Oregon's solar power fields are among the state's fastest growing for new jobs in the past five years, according to a Delphi Institute report. Credit: Jusben/morguefile.com
Oregon's solar power fields are among the state's fastest growing for new jobs in the past five years, according to a Delphi Institute report. Credit: Jusben/morguefile.com
December 3, 2015

PORTLAND, Ore. – Oregon has gained about 4,800 jobs in the past five years in fields that are part of the clean economy, according to a new report that says these types of jobs are outpacing the rest of the economy, all along the West Coast.

The research from the Delphi Group says green building and energy efficiency are the top sectors for job growth in Oregon, up 26 percent since 2010.

Delphi Group Regional Director Paul Shorthouse, a report co-author, says Oregon is holding its own, even compared to California and Washington.

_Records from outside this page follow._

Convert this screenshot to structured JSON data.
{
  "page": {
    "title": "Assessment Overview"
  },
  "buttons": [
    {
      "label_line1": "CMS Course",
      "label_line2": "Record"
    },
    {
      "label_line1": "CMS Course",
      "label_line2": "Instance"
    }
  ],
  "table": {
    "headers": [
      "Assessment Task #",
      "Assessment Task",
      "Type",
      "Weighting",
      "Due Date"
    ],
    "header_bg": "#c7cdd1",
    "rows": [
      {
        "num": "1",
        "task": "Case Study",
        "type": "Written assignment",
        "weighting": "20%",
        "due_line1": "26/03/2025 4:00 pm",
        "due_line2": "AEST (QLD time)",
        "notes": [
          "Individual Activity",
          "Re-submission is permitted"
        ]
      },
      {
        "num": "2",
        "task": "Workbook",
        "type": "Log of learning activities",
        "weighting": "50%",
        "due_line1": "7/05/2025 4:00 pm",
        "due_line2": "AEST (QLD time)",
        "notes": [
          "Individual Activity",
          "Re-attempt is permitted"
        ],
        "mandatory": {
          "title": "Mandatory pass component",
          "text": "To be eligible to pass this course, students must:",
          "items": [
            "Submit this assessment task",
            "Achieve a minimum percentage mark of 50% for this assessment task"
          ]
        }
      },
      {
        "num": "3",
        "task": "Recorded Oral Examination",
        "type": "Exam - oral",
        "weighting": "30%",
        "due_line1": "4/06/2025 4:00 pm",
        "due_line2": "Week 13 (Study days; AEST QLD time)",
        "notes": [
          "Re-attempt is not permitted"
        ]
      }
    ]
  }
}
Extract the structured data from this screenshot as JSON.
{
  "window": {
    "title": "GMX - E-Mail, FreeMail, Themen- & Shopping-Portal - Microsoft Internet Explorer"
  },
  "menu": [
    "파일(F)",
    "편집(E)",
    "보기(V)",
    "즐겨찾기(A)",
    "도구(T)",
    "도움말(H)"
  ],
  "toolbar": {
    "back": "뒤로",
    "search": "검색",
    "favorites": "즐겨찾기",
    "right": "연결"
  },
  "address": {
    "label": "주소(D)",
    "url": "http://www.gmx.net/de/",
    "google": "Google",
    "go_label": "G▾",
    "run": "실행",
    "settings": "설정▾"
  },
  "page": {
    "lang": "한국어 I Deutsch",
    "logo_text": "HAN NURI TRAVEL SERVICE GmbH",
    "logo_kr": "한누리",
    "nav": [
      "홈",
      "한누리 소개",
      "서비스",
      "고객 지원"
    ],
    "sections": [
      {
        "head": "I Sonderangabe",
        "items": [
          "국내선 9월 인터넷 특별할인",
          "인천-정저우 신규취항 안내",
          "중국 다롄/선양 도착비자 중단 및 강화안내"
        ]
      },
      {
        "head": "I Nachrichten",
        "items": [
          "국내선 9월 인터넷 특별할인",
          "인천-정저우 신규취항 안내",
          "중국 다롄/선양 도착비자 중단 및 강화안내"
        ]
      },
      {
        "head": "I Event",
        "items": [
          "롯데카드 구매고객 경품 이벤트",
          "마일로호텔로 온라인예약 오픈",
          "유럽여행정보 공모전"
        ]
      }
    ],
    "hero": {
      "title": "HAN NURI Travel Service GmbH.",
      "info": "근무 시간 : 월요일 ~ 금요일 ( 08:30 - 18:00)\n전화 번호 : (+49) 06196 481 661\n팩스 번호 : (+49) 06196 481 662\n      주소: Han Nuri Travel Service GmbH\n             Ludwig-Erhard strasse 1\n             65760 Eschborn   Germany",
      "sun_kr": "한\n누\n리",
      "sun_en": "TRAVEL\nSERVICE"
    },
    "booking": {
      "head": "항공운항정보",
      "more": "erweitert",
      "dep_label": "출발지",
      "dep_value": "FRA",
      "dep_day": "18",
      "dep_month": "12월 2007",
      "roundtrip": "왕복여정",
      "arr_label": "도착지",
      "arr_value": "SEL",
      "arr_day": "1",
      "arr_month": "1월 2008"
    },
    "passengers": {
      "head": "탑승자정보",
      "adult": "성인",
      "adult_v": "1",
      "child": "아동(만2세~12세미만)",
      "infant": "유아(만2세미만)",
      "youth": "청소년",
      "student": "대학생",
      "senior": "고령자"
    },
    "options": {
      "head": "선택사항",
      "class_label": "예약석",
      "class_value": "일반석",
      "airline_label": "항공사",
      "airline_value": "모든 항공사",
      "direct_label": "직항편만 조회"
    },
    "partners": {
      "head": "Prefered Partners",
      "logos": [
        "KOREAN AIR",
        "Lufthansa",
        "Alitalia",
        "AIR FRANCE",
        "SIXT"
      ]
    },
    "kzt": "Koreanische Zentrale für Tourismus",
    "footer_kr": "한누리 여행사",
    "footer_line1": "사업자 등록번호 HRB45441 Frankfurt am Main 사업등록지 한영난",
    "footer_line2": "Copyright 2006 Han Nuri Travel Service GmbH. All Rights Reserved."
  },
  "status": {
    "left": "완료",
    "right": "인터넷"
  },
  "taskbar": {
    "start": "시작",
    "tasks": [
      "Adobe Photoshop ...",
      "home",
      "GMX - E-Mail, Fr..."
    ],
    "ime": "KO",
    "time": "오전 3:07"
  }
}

"While the total job numbers are smaller, they started from a smaller base, so their growth rate has actually been fairly good,” he says of the Oregon figures. “We've also seen impressive investments in the utility sector and very advanced solar PV production facilities."

Shorthouse says the report shows regional cooperation is paying off for the three states and British Columbia that make up the Pacific Coast Collaborative, in terms of clean energy policies and investments that benefit the environment.

The report factors Northwest hydropower into its calculations for clean energy, and it is one of the top 10 segments of the economy that has shown growth in the past five years.

But Shorthouse says it isn't where most of the new living wage jobs are coming from.

"What we have seen, actually, is this trend towards more solar and wind that has now become the dominant source of jobs in the clean energy space, over hydro,” he points out. “So, it's been a bit of a shift over the last five years."

In Oregon, the report says some of the fastest-growing segments of the clean economy for job creation are lighting and appliances, wind and solar power, and energy-saving consumer products.